Manon Mastin est ingénieure de recherche à Ifremer Brest et docteure en géochimie. Elle nous présente la campagne Mayotte OceanX qui s’est déroulée à bord du bateau OceanXplorer (Photo ci-dessus), du 21 au 29 août 2025, au large de Mayotte. Ce navire mesure 87 m de long et peut accueillir une quarantaine de personnes. Aussi, il est équipé d’un laboratoire utilisé lors des missions scientifiques.

OceanX est une organisation mondiale à but non lucratif qui a mis à disposition le navire OceanExplorer ainsi que l’équipage. Elle a travaillé en collaboration avec l’Ifremer, responsable et organisateur de la campagne scientifique, pour filmer la mission à des fins de médiation. A bord, une équipe de 15 scientifiques était présente. L’activité principale était l’acquisition de données acoustiques sur le volcan Fani Maore et la zone du Fer à Cheval (90h) et la plongée sous marine avec le ROV (remotely operated underwater vehicle, soit un véhicule sous-marin téléopéré) pour échantillonner des fluides et roches et récupérer des instruments au fond de l’océan (Photo 1 ci-contre).
L’avantage du ROV est d’être un petit sous-marin guidé à distance, permettant une augmentation de la précision dans les prélèvements. Il est constitué de bouteilles Niskin sur le côté et à l’avant pour la collecte de l’eau, d’un aspirateur (pour certains sédiments par exemple), d’une sonde de température, d’un push core pour le carottage, d’une cuillère (aussi pour le ramassage de roches) et de lasers permettant de dimensionner les éléments observés.
Pendant la mission OceanX, Manon a décrit sa journée type : ils déployaient le ROV à 7h, déjeunaient à 12h30 puis la réunion scientifique avait lieu à 17h. Ils dînaient ensuite à 18h30, pour pouvoir faire la remontée du ROV ainsi qu’une réunion avec le commandant à 19h. L’acquisition acoustique se faisait la nuit, de 20h à 6h du matin.
Grâce à cette campagne, les scientifiques à bord ont pu explorer des zones nouvelles ou déjà connues, mais auparavant turbides et avec peu de visibilité. Par exemple, le passage du ROV au sommet du Fani Maore a permis d’observer la formation d’un dépôt jaunâtre d’oxyde de fer et son accumulation sur un instrument déployé lors d’une précédente mission (Photos 2 et 3).
Photo 2. Instrument de mesures sur le fond laissé en 2021 lors de la campagne GEOFLAMME….

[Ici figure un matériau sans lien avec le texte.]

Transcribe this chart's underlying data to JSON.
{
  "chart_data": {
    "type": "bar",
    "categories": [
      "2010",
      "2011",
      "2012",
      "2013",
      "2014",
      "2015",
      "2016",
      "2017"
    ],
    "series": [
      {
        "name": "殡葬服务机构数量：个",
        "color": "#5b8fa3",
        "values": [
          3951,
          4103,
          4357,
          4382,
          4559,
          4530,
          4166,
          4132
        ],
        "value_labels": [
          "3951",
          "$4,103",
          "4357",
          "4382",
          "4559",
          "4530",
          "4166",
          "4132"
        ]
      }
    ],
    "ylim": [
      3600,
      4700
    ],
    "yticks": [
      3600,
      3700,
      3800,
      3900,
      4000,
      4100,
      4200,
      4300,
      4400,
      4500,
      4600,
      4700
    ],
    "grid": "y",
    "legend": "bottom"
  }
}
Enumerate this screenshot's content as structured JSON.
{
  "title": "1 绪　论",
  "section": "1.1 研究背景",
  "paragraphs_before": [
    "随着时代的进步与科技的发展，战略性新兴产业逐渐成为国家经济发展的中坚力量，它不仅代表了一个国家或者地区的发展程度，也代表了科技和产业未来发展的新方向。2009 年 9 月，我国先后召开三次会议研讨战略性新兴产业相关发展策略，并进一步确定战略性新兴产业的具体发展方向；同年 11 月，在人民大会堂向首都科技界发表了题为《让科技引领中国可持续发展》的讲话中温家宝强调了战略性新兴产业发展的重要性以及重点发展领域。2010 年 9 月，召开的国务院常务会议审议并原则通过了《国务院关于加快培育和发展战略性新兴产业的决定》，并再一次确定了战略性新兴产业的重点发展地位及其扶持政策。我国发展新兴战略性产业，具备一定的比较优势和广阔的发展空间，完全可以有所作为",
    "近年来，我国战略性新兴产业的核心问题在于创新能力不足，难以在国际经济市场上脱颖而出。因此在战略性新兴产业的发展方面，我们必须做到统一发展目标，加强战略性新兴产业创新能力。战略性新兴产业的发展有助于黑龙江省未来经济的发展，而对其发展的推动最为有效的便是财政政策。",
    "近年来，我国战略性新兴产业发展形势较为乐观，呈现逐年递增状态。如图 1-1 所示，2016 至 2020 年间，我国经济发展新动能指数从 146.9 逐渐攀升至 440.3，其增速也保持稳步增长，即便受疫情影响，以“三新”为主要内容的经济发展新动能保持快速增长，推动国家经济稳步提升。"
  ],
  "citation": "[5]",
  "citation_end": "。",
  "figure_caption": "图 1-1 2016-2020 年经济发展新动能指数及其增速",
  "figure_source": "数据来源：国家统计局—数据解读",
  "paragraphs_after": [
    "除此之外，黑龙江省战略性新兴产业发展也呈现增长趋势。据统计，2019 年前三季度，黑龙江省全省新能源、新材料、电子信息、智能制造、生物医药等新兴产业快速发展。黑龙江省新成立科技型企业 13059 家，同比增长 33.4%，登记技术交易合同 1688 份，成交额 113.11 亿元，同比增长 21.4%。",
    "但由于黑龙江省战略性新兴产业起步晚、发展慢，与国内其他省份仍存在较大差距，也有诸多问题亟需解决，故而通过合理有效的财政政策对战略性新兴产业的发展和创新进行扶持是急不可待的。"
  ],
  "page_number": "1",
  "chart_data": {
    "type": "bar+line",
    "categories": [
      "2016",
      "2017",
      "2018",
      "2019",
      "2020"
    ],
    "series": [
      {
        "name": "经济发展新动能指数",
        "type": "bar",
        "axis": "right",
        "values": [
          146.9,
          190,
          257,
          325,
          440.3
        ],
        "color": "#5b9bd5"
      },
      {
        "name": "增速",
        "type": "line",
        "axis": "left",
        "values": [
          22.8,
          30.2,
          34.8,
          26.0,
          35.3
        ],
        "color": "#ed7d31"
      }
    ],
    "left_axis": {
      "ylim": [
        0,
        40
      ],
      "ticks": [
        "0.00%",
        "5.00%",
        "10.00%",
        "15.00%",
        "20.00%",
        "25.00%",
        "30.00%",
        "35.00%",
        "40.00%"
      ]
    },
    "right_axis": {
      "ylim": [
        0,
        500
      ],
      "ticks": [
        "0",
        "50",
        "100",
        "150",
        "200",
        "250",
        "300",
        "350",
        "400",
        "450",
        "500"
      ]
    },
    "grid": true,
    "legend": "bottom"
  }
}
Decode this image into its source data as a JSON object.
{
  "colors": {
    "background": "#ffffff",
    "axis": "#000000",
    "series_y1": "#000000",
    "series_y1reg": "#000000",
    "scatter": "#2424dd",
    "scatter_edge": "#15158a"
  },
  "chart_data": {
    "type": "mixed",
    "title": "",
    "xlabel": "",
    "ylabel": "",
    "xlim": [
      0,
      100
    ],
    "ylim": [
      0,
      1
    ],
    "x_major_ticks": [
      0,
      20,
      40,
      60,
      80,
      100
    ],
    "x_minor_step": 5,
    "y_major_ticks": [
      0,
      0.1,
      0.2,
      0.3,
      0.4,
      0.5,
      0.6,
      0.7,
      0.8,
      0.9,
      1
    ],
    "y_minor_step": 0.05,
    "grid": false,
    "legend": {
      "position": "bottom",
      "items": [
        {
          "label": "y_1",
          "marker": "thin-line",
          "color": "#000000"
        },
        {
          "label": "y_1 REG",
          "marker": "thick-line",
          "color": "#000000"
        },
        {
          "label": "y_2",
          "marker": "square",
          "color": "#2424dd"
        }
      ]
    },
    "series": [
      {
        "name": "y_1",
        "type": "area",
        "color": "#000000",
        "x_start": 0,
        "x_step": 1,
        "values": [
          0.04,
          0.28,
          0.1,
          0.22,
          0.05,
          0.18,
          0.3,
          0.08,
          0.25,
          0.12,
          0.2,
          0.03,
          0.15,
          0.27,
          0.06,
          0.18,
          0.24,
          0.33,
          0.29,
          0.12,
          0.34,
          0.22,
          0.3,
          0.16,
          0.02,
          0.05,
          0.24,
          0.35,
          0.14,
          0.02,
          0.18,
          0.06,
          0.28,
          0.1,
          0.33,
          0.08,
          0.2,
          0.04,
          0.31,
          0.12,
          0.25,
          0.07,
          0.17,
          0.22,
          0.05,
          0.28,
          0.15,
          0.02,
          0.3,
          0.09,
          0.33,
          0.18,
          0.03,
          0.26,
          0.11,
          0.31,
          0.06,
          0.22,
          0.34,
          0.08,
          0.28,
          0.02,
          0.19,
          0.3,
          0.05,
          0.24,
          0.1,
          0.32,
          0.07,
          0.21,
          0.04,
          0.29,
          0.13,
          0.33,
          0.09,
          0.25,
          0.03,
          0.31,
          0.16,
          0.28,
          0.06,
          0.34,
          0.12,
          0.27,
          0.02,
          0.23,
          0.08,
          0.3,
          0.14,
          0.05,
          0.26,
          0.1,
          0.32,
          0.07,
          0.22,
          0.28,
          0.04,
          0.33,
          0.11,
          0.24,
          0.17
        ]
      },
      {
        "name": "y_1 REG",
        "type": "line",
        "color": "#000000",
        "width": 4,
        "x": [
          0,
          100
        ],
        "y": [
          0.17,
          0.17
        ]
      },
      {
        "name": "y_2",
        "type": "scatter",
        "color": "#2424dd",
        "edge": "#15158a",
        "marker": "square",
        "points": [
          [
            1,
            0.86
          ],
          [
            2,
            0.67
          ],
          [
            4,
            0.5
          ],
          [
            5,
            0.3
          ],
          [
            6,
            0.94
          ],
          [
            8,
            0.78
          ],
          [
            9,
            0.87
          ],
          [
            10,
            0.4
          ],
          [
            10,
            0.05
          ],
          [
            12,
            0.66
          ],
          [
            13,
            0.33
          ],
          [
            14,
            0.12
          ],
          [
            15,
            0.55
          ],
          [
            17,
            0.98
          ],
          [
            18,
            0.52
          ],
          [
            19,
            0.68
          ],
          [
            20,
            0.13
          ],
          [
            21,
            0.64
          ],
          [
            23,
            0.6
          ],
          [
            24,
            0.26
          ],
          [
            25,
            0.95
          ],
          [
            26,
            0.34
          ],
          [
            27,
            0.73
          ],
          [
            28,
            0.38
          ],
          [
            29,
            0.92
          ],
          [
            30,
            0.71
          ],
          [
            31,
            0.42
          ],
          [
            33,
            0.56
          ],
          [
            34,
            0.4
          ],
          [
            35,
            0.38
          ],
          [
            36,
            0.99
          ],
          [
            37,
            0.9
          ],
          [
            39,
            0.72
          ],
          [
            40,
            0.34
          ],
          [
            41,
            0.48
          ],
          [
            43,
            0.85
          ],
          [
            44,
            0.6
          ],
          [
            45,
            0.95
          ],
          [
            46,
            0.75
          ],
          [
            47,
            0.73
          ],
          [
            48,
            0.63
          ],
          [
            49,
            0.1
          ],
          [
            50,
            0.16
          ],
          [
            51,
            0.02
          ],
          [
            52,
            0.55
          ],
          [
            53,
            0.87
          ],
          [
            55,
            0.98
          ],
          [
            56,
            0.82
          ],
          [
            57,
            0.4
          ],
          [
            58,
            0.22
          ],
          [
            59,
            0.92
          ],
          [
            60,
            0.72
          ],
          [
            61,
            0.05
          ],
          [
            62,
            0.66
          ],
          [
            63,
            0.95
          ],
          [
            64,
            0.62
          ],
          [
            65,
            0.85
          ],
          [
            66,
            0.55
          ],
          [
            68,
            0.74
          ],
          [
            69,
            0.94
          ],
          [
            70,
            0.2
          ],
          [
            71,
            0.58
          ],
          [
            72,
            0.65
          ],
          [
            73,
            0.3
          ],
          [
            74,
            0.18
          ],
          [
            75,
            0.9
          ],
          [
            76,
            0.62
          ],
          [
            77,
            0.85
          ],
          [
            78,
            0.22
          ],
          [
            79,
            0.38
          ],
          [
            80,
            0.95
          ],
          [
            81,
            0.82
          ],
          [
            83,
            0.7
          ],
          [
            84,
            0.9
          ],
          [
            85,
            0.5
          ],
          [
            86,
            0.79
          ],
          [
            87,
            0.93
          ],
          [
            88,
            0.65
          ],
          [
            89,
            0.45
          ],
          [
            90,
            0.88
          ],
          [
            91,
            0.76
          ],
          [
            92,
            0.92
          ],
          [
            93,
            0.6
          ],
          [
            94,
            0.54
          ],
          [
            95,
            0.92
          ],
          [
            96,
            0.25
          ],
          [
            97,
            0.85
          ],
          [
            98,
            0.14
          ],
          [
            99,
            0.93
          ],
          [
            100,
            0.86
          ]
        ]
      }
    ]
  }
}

Photo 3. Le même instrument que sur la Photo 2, photographié en août 2025 lors de la campagne Mayotte OceanX (voir article de Mayotte Hebdo).


Le sommet du volcan présente une multitude de paysages très différents, avec notamment des cheminées hydrothermales émettant de l’eau à 38°C maximum, ce qui provoque un moirage du fait de la différence de température avec l’eau environnante (environ 1°C). Ils ont également observé des pillow lavas (Photo 4 ci-contre) ou des amoncellements de laves cordées et chaotiques (photo 5 ci-dessous) résultant des différentes phases éruptives.
Sur le site du Fer à Cheval, où des panaches de gouttelettes de CO2 liquide avaient déjà été observés, les passages du ROV ont permis de mieux appréhender leur structure et leur débit, ainsi que leur température. Grâce à eux, des prélèvements d’eau ont également pu être effectués au plus près de leur source.


Ces panaches peuvent atteindre plus de six cents mètres de haut (voir enregistrement dans la colonne d’eau dans le Journal de bord, Jours 8-10: A travers les panaches), mais sont fortement influencés par les courants marins. Le CO2 émis se retrouve souvent à la base, sous forme d’un amas d’hydrates en colonne, à la forme très surprenante (Photo 6 ci-contre).
Enfin, les scientifiques ont pu observer des balbutiements de vie au fond, notamment avec des poissons et quelques coraux dispersés. Pour conclure, Manon a exprimé son ressenti vis-à-vis de la campagne ; elle en garde un bon souvenir. Un de ses collègues a cependant pris la parole pour exprimer un certain regret de ne pas avoir pu prélever directement et uniquement le CO2 liquide sorti des panaches en raison de contraintes de transport de gaz liquide compressé.